Хозяина фермы звали Луис Бевисс, а его жену - Луизой. Женщина была на восьмом месяце беременности, но это не мешало ей заниматься домашними хлопотами, в то время как ее муж сидел за столом и изредка давал ей указания, что и как делать. Она залило колодезной воды в железную посуду, и поставила ее греться на огонь. Когда вода вскипела, она поставила на стол перед мужем и Марком две чашки и набросала на дно размельченные кусочки разных душистых трав, после чего все залило кипяток. Запах от травяного чая был невероятно хорош.
Ружье, из которого Луис стрелял, а затем просто целился в Марка, теперь стояло у дверей, подпирая стену. Кроме него в доме больше не было оружия, не считая вил, ножа и топора.
- Благодарю вас, эсель, - сказал Марк, после чего глубоко вдохнул полной грудью аромат чая.
- "Эсель"! Жена, ты это слышала? - усмехнулся Луис. - А меня он называет "кассом".
- Рада вам услужить. К нам не так часто заглядываю гости, - улыбнулась Марку Луиза, ставя на стол еще и тарелку с выпечкой, после чего хмуро посмотрела на своего благоверного. - Тебе бы не мешало поучиться у нашего гостя манерам.
- Да ладно тебе, - отмахнулся Луис. - Иди лучше принеси нам табачку. - Как только Луиза отдалилась в смеженную комнату, Луис наклонился над столом поближе к Марку и, сжав крепко ладонь в кулак, произнес в полголоса: - С ними надо построже, а то быстро потеряешь над ними контроль. Ты женат Марк Уотер?
- Нет, Луис.
- Вот это правильно. Имей я возможность вернуться в прошлое, тоже бы не женился никогда.
Марк усмехнулся над словами хозяина фермы и пригубил из своей чашки.
Луиза была молодой и красивой женщиной, а беременность придавала ее лицу не только здоровый румянец, но и сильную внутреннюю энергию, что прибавляла ее природным данным еще некую дополнительную привлекательность. В то же время, Луис был далеко не красавцем - он был слишком худ, от чего его костлявые плечи четко прорисовывались из-под старенькой рубахи. Кожа на его лице была тонкой и покрытой пятнами, вдобавок на его щеках росла бородка и усы, которым явно не хватало густоты для создания более мужественного образа.
Откусив кусок от печенья, и запив его травяным чаем, Марк поспешил похвалить хозяйку за ее кулинарные таланты.

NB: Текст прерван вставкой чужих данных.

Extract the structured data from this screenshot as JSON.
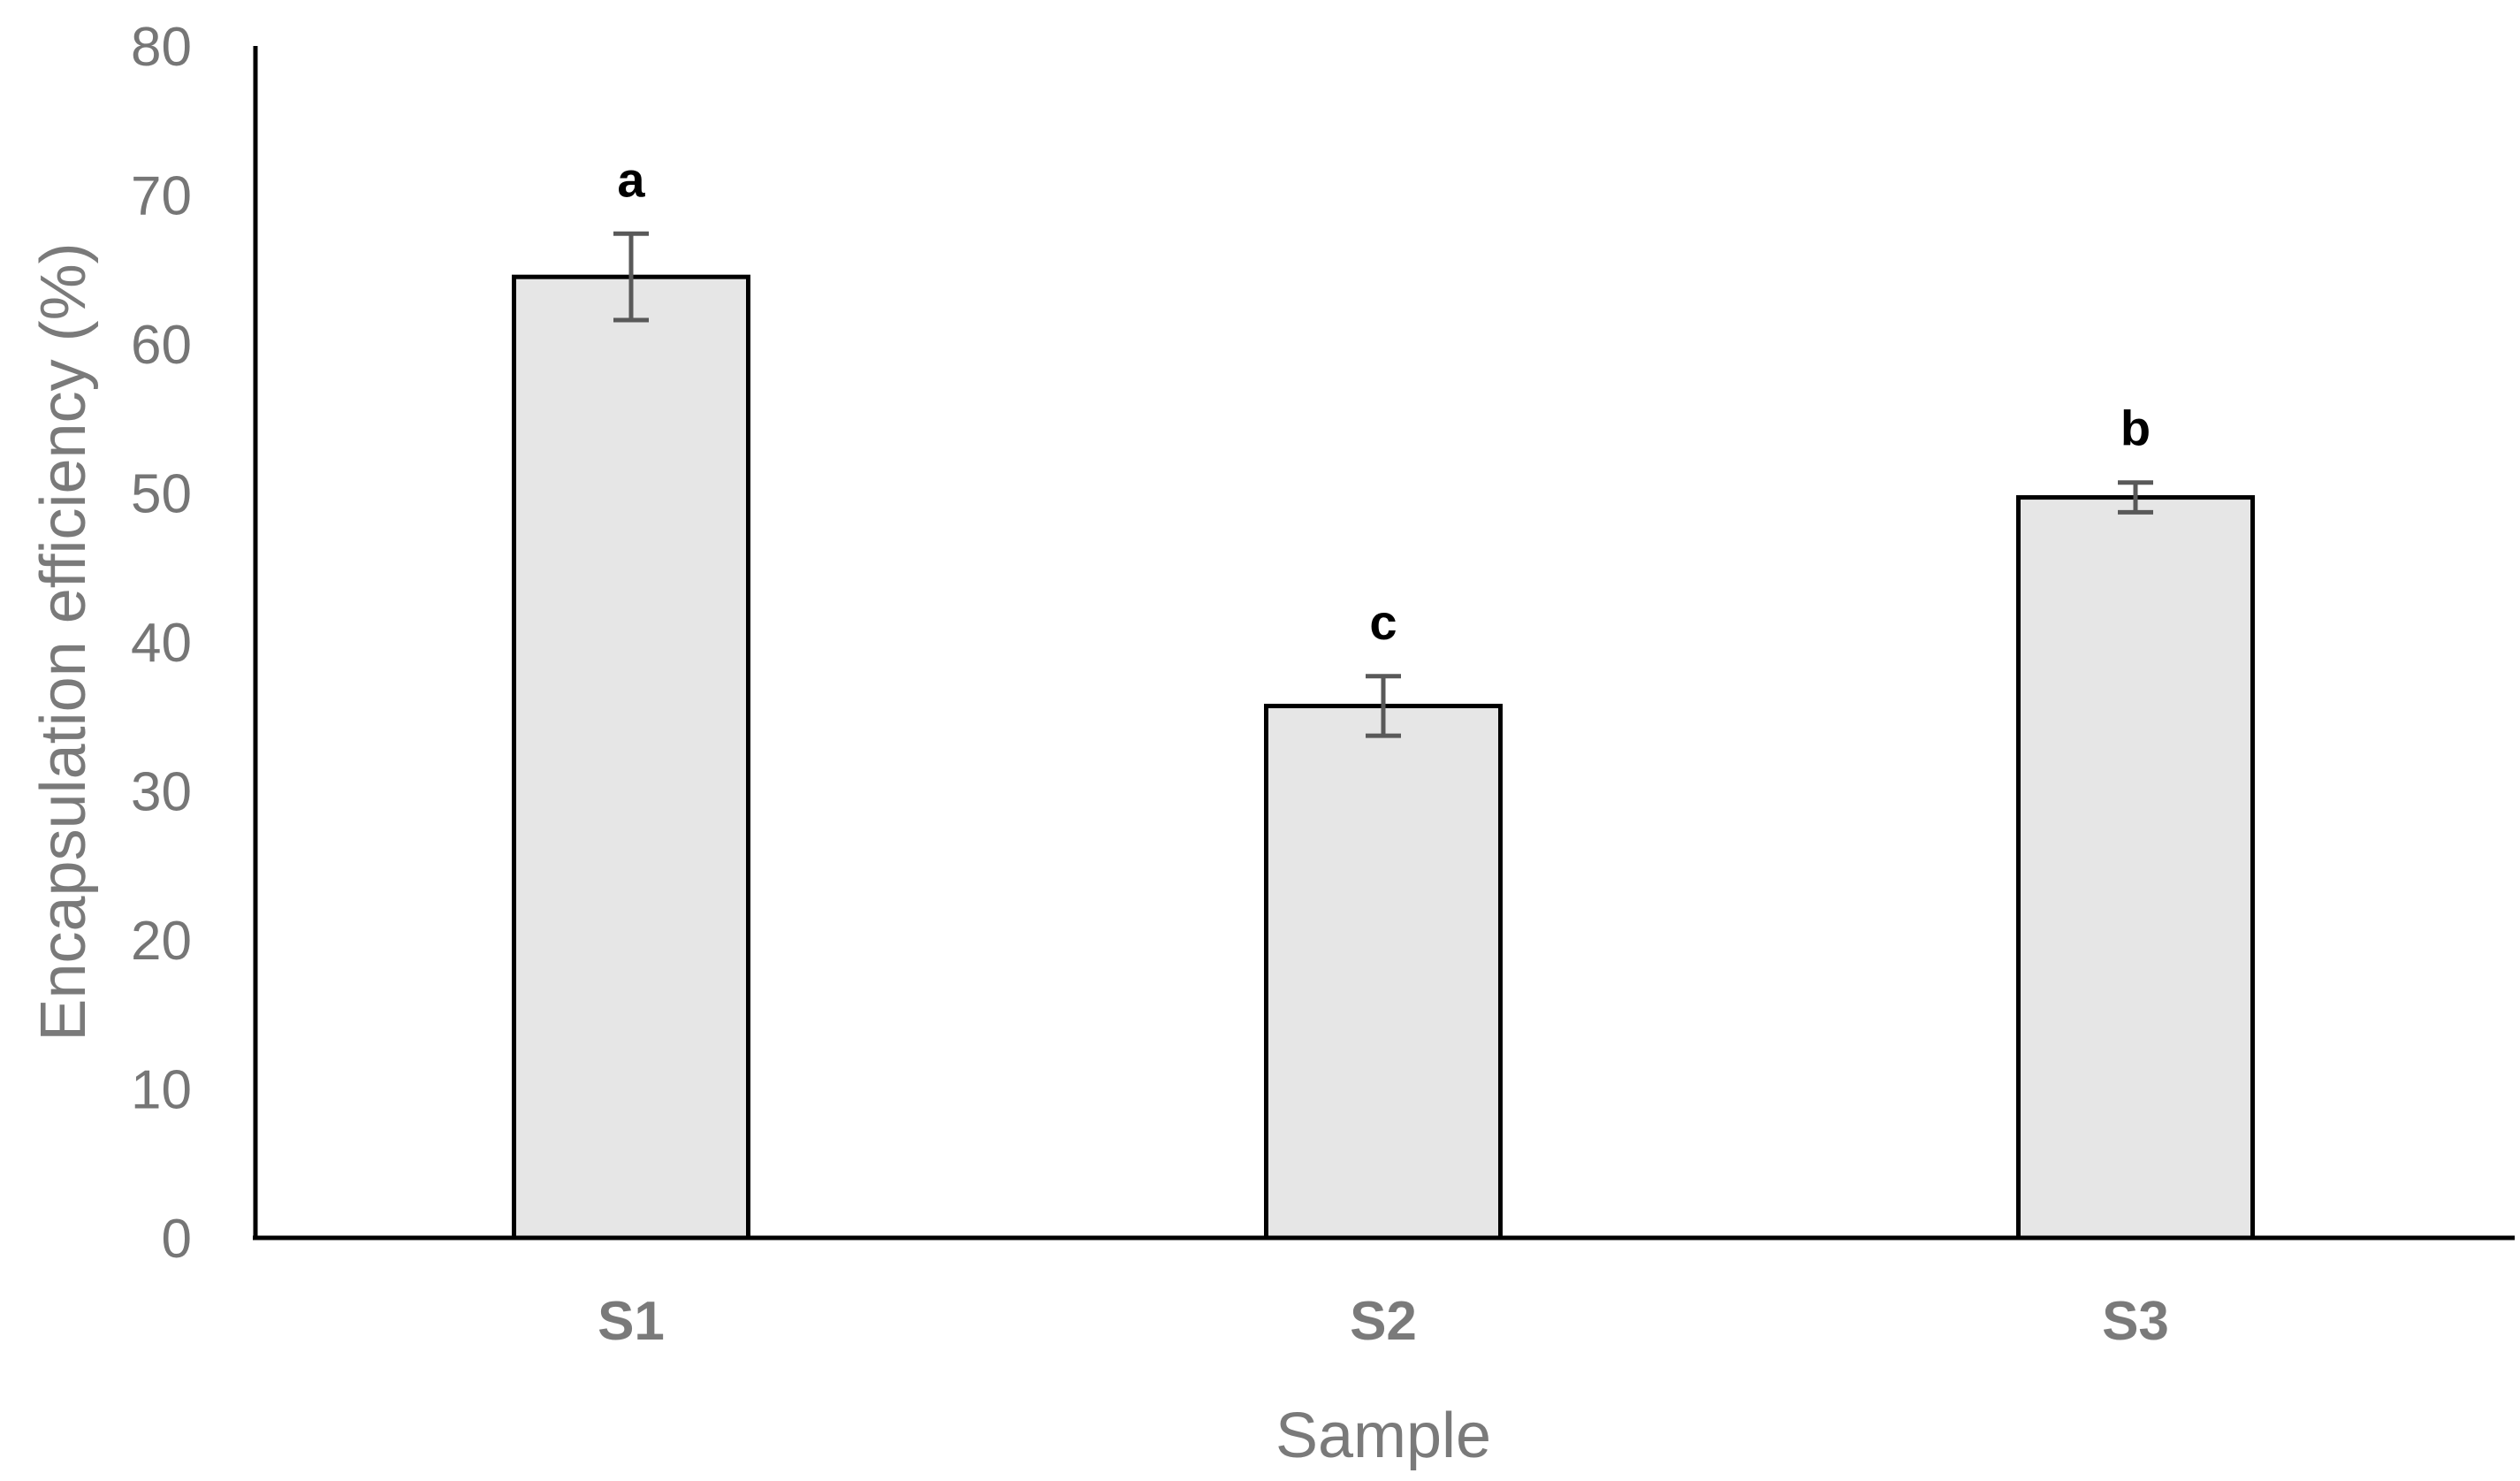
{
  "chart_data": {
    "type": "bar",
    "categories": [
      "S1",
      "S2",
      "S3"
    ],
    "values": [
      64.5,
      35.7,
      49.7
    ],
    "errors": [
      2.9,
      2.0,
      1.0
    ],
    "annotations": [
      "a",
      "c",
      "b"
    ],
    "xlabel": "Sample",
    "ylabel": "Encapsulation efficiency (%)",
    "ylim": [
      0,
      80
    ],
    "yticks": [
      "0",
      "10",
      "20",
      "30",
      "40",
      "50",
      "60",
      "70",
      "80"
    ],
    "grid": false,
    "legend": "none",
    "colors": {
      "bar_fill": "#e6e6e6",
      "bar_stroke": "#000000",
      "error_bar": "#595959",
      "axis": "#000000",
      "tick_label": "#767676",
      "axis_title": "#7a7a7a",
      "annotation": "#000000"
    }
  }
}
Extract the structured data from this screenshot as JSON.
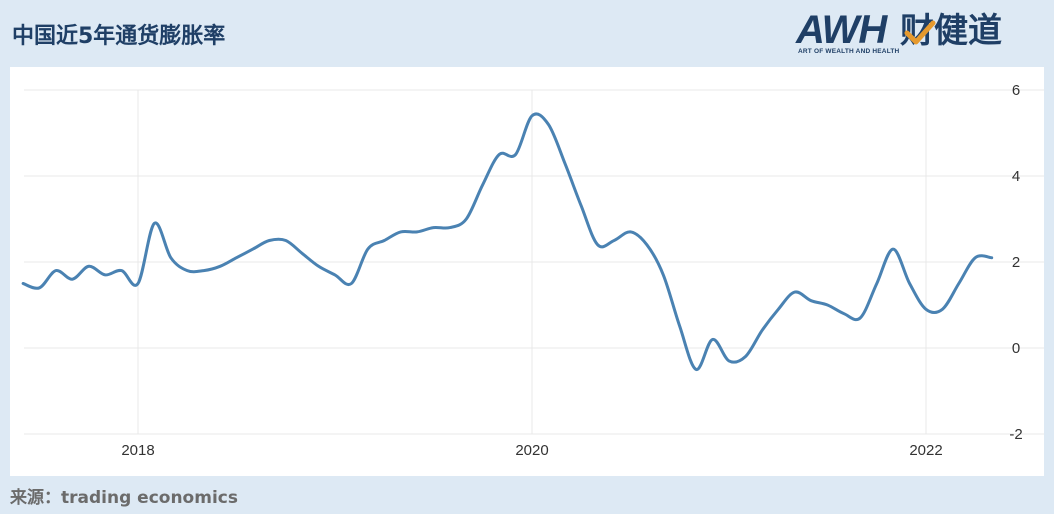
{
  "header": {
    "title": "中国近5年通货膨胀率"
  },
  "logo": {
    "brand": "AWH",
    "chinese": "财健道",
    "tagline": "ART OF WEALTH AND HEALTH",
    "brand_color": "#1f3f66",
    "check_color": "#e69a2e"
  },
  "footer": {
    "source": "来源：trading economics"
  },
  "colors": {
    "background": "#dde9f4",
    "panel": "#ffffff",
    "line": "#4a82b2",
    "grid": "#e8e8e8"
  },
  "chart_data": {
    "type": "line",
    "title": "中国近5年通货膨胀率",
    "xlabel": "",
    "ylabel": "",
    "ylim": [
      -2,
      6
    ],
    "y_ticks": [
      6,
      4,
      2,
      0,
      -2
    ],
    "x_ticks": [
      "2018",
      "2020",
      "2022"
    ],
    "grid": true,
    "y_axis_side": "right",
    "series": [
      {
        "x": [
          "2017-06",
          "2017-07",
          "2017-08",
          "2017-09",
          "2017-10",
          "2017-11",
          "2017-12",
          "2018-01",
          "2018-02",
          "2018-03",
          "2018-04",
          "2018-05",
          "2018-06",
          "2018-07",
          "2018-08",
          "2018-09",
          "2018-10",
          "2018-11",
          "2018-12",
          "2019-01",
          "2019-02",
          "2019-03",
          "2019-04",
          "2019-05",
          "2019-06",
          "2019-07",
          "2019-08",
          "2019-09",
          "2019-10",
          "2019-11",
          "2019-12",
          "2020-01",
          "2020-02",
          "2020-03",
          "2020-04",
          "2020-05",
          "2020-06",
          "2020-07",
          "2020-08",
          "2020-09",
          "2020-10",
          "2020-11",
          "2020-12",
          "2021-01",
          "2021-02",
          "2021-03",
          "2021-04",
          "2021-05",
          "2021-06",
          "2021-07",
          "2021-08",
          "2021-09",
          "2021-10",
          "2021-11",
          "2021-12",
          "2022-01",
          "2022-02",
          "2022-03",
          "2022-04",
          "2022-05"
        ],
        "values": [
          1.5,
          1.4,
          1.8,
          1.6,
          1.9,
          1.7,
          1.8,
          1.5,
          2.9,
          2.1,
          1.8,
          1.8,
          1.9,
          2.1,
          2.3,
          2.5,
          2.5,
          2.2,
          1.9,
          1.7,
          1.5,
          2.3,
          2.5,
          2.7,
          2.7,
          2.8,
          2.8,
          3.0,
          3.8,
          4.5,
          4.5,
          5.4,
          5.2,
          4.3,
          3.3,
          2.4,
          2.5,
          2.7,
          2.4,
          1.7,
          0.5,
          -0.5,
          0.2,
          -0.3,
          -0.2,
          0.4,
          0.9,
          1.3,
          1.1,
          1.0,
          0.8,
          0.7,
          1.5,
          2.3,
          1.5,
          0.9,
          0.9,
          1.5,
          2.1,
          2.1
        ]
      }
    ]
  }
}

- Такого угощения вы уже нигде не попробуете, - гордо произнес Луис. - Это семейный рецепт, а Луиза его единственная наследница, так как среди ее рода больше не осталось представительниц женского пола. И если нашим первенцем станем мальчик, и последующие отпрыски будут иметь лишний пальчик между ног, то этот рецепт канет в лету навсегда.
- Надеюсь, такое не произойдет, - высказал свое мнение Марк. - Жаль было бы не сохранить рецепт столь вкусного угощения.
- Мне нет дело до рецепта, - отмахнулся от слов Марка глава семейства. - Мне важнее всего наследник, которого я смогу учить настоящему мужскому делу.
- Ты ведь сам хотел дочь! - подала голос Луиза из соседней комнаты.
- Молчи, женщина! Не было такого!
- Вот трепло!
- Да помолчи же ты! - прокричал Луис и для весомости ударил кулаком по столу, после чего взглянул на Марка и досадно покачал головой. - Вот родит она, тогда я устрою ей такую взбучку, а то она уже позабыла вкуса мужских тумаков.
Луиза принесла мешочек с табаком и несколько сухих листьев гигантского дуба. Скрутив себе самокрутку, Луис поднес ее кончик к зажженной свечке, медленно принявшись ее раскуривать. Дым заклубился перед его лицом, от чего его лицо в полутьме дома поплыло и растворилось.
- Угощайся, - прокашлявшись, Луис принялся отмахиваться от густого дыма рукой.
- Благодарю, но я не курю. Бросил, очень давно.
- Давно? В десять лет, что ли?
- Нет, десять лет назад, - ответил каламбуром Марк.
- А для меня нет в жизни большего счастья, чем курево.
Марк покосился на Луиса, затем на его беременную жену. Похоже, хозяин фермы не слишком заботился о здоровье своего будущего наследника.
- А как же самогон? - подала голос Луиза.
- Да, - щелкнул пальцами левой руки Луис и кивнул. - Курево и самогон. Осенью я гоню его из разных овощей и фруктов, а зимою я им согреваюсь. К началу весны у меня уже ничего не остается. Так что, извини, угощаю я тебя только чаем, а не чем-нибудь покрепче.